Dalam lima tahun terakhir, sepuluh dari sebelas kudeta militer global yang tercatat terjadi di Afrika, berpotensi mengurangi efektivitas demokrasi dalam jangka panjang.
Hanya tahun ini saja, telah terjadi pengambilalihan militer yang sukses di Chad, Mali, Guinea, dan yang terbaru di Afrika Timur, Sudan.
Demokrasi Afrika sedang terancam oleh kudeta yang sedang berlangsung ini, yang sebagian besar disebabkan oleh pemerintahan yang kurang baik dari para pemimpin yang dipilih secara demokratis.
Setelah sebagian besar negara Afrika memperoleh kemerdekaan, kudeta militer mulai muncul sebagai akibat dari ketidakstabilan politik, kemiskinan, dan korupsi. Para pemimpin kudeta berargumen bahwa mereka mendukung 'memulihkan demokrasi kepada rakyat' dengan cara apa pun yang diperlukan.

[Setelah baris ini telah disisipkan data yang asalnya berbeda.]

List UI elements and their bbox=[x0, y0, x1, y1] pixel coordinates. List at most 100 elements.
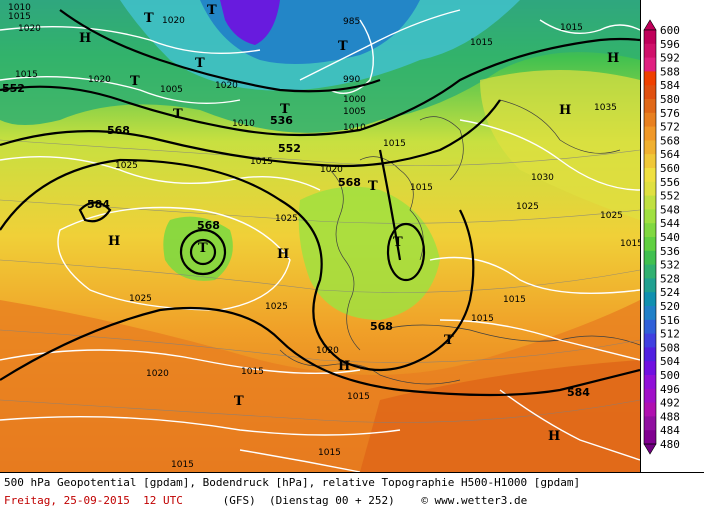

Pada 2017, presiden Zimbabwe Robert Mugabe dikenai tahanan rumah, dimakzulkan, dan akhirnya mengundurkan diri setelah 37 tahun berkuasa. Operasi itu dipimpin oleh militer yang menunjuk pada ekonomi yang menyusut dan tingkat kemiskinan yang belum pernah terjadi sebelumnya untuk membenarkan tindakan mereka.
Mali telah melakukan dua kudeta yang sukses selama dua tahun terakhir. Wakil presiden Kolonel Assimi memimpin militer menangkap presiden sementara Bah Ndaw dan penjabat perdana menteri Moctar Ouane.
Kudeta ini menarik perhatian para pemimpin dunia dan organisasi internasional. Prancis menghentikan operasi militer gabungannya dengan tentara Mali tetapi dilanjutkan kembali pada Juli tahun ini. Komunitas Ekonomi Negara-Negara Afrika Barat (ECOWAS) dan Uni Afrika (AU) menangguhkan Mali dan memerintahkan pemulihan kekuasaan segera.
Kudeta Guinea baru-baru ini pada bulan September untuk menggulingkan presiden Alpha Conde juga berhasil. Pemimpin militer Mamady Doumbouya menuduh Conde melanggar konstitusi dengan mencalonkan diri untuk masa jabatan ketiga sebagai presiden. Selain itu, korupsi dan pembangunan infrastruktur yang tertunda memperlambat pertumbuhan ekonomi negara.